Many health challenges are complex. For example, drivers of obesity include everything from food-affordability, to advertising, to safe streets. No one policy is going to solve the issue, but significant improvements in health and inequalities can be made using policies that support everyone to stay healthier and are easy to benefit from. Policies such as the soft drinks industry levy that rapidly saw manufacturers reduce the amount of sugar in their drinks. And banning smoking in cars with kids that reduced their exposure to second hand smoke.
It’s this type of public health policy approach that Thérèse Coffey and Liz Truss appeared keen to quash, instead choosing to promote individual responsibility rather than wider government action.
Personal motivation to change behaviour has a role, particularly when helped by targeted support: smokers are up to three times more likely to quit with a specialist stop smoking service than without and the NHS Diabetes Prevention Programme can be hugely beneficial for weight loss. But government’s approach cannot solely rely on individual responsibility given that many factors that determine someone’s health are beyond any one person’s control. For example, the poorest parts of the country have just a fifth of the amount of green space like parks and playing fields as the richest, but five times the number of fast-food outlets.
The public largely supports greater government effort on preventing ill health and thinks that the government is not taking effective action on critical public health issues
The obesity strategy includes evidence-based measures that would reduce children’s exposure to unhealthy food advertising. It would have also limited the use of buy-one-get-one-free deals – deals that do little to save families money but instead simply make us spend more on unhealthy food.
The new tobacco control plan was expected to build on Javed Khan’s independent review setting out how the country can be smokefree by 2030. The review recommended policies such as raising the age that people can buy cigarettes and reducing the number of places where tobacco is sold. Long gone are the days that tobacco control policy was contentious yet despite cigarettes being responsible for over half a million hospital admissions a year, we are still yet to see the plan published.
Unfortunately, our recent Health Foundation review found that political preference for promoting individual responsibility over broader government action to improve health is nothing new. It’s often perceived as politically expedient against a potential public backlash and accusations of ‘nanny-statism’. Yet the public largely supports greater government effort on preventing ill health and thinks that the government is not taking effective action on critical public health issues such as obesity.
If Steve Barclay is to have any hope of finding a sustainable solution to the acute crises in health and social care, he will need to engage with public health policy to help prevent people from getting sick in the first place.

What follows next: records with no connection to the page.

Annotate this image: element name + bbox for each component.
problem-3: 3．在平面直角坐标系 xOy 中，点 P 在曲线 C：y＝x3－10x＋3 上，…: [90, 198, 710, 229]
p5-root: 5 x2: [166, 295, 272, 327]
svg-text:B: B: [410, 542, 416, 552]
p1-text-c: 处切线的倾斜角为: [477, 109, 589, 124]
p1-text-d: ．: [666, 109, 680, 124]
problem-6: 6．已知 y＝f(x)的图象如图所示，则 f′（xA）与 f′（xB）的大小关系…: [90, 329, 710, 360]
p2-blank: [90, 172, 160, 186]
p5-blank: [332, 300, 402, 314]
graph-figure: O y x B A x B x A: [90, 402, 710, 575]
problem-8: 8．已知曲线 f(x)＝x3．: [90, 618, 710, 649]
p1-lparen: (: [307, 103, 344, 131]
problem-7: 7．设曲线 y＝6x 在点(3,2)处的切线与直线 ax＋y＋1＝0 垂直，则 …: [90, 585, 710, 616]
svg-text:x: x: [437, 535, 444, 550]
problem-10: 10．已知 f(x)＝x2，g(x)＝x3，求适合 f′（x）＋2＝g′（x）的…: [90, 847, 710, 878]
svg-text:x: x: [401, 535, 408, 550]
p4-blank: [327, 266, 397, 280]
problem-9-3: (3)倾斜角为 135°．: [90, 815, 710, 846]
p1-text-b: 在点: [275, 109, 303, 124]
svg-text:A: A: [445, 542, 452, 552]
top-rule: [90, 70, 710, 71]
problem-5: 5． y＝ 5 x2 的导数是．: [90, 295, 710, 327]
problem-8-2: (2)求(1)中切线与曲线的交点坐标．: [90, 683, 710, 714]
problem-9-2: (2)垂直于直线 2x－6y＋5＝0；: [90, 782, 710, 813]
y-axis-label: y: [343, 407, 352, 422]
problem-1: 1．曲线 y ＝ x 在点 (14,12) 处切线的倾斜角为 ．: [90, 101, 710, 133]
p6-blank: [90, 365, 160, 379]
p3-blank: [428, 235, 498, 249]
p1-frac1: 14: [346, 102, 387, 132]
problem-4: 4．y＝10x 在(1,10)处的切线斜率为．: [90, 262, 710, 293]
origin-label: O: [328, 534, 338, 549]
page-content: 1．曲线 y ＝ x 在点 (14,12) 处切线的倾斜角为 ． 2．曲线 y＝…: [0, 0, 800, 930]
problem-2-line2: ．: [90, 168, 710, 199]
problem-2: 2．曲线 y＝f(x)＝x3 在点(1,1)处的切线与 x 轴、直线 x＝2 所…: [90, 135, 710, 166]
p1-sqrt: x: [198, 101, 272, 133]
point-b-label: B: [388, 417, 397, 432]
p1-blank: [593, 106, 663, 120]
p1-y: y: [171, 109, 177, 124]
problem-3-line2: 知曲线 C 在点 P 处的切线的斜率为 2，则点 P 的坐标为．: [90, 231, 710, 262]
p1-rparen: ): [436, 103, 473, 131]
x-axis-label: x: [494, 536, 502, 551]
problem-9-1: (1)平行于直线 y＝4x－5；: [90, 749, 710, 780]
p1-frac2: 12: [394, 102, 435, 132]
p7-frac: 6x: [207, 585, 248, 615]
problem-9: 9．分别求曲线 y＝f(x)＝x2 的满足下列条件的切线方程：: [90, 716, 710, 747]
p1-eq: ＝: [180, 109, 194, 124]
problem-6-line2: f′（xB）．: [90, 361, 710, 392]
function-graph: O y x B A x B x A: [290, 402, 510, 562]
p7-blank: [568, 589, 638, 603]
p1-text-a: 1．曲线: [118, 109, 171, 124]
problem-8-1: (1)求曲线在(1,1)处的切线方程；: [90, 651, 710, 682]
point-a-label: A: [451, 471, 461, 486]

This includes immediately recommitting to previously planned public health policy on obesity and tobacco and publishing the health inequalities white paper.
It’s from this platform that a more joined-up health and public health policy agenda can be developed to create a cross government strategy – including areas like housing, employment, and welfare – that supports both health and wealth. A policy agenda that protects the most vulnerable from imminent public sector cuts and then ensures the whole of government works together to create a healthier, happier, and more productive society.